Reading CD Readers
Details
These are notes for an oral presentation delivered at Code as Conversation: Transmedia Dialogues Around Critical Code Studies, Cambridge Digital Humanities/Cambridge University, Cambridge, UK. (1 June 2024). Feedback or corrections welcome by email.
Abstract
The MP3 moment is well understood as a decisive episode in the history of music industry (Sterne 2012), as it engendered radical changes in how music was distributed and consumed, and ultimately precipitated music streaming, which consigns listeners to the status of renters (Drott 2024). However, with limited exceptions (Witt 2015, Eve 2021), scant attention has been paid to the mechanisms and practices by which users reformatted physical - albeit digital - releases in the compact disc (CD) medium into audio files, so that they were amenable to later distribution via the various infamous file-sharing platforms. In this paper, I discuss the first codes for that enabled bit-for-bit capture of audio data from CDs (digital audio extraction, or DAE), which circulated on the Internet during the early 1990s.
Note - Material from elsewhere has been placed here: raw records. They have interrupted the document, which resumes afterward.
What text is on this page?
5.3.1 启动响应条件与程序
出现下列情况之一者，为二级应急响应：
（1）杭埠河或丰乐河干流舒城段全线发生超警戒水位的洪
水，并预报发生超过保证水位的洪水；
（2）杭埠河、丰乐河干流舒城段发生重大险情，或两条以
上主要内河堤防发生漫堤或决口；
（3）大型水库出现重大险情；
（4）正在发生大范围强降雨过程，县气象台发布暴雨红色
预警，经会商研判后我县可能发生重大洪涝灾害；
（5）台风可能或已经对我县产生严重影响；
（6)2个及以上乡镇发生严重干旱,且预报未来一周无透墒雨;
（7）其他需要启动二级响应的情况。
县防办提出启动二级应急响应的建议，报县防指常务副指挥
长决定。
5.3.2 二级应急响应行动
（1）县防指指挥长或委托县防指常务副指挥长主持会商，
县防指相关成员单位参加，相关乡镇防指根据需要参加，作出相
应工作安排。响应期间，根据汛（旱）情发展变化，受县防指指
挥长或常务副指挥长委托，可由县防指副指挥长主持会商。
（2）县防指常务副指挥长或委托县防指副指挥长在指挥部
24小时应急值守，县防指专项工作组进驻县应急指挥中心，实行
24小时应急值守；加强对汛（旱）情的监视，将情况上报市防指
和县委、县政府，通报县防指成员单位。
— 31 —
I focus on Heiko Eißfeldt’s Linux application, cdda2wav, and develop a close reading of some the earliest publicly available sources for this tool. By placing these codes in the large context of other subsequent developments in the CD “ripping” software ecosystem, the practice of DAE is revealed to be a complex, time-critical media operation (Ernst 2013, Marshall 2019). These sources show that DAE requires active maintenance and co-operation between users (Mulvin 2017) to remain viable in the face of not just the industry’s attempts to minimise unauthorised copying but also the recondite character of the CD format itself.
This reading also illuminates interdependencies between the source code and a panoply of technical standards that specify how mid-90s computers “talked” to the CD-ROM drives with which they were being newly put in contact. From a methodological perspective, this kind of relationality - which is perhaps typical of code that negotiates the interface between software and hardware (i.e. between something read and the thing doing the reading) - challenges the notion that source code, as the putative object of critical code studies, is somehow integral.
Talk
This talk is about compact discs and what it means to read them. Audio compact discs are an optical media format, upon which digital audio is stored as a series of microscopic impressions on a plastic substrate. This medium has been made reflective, so that when a a monochromatic laser beam is shone on the disc, the variations in the intensity of the light that bounces off it can be measured and deciphered. How this came about is a matter of some interest and debate, perhaps for another time. As I have done my best to argue elsewhere, there is a need for an account of the development of the CD that goes beyond corporate history and the history of the music industry to consider the development of digital optical media as a pivotal moment in the material history of phonography, and perhaps even of writing in general.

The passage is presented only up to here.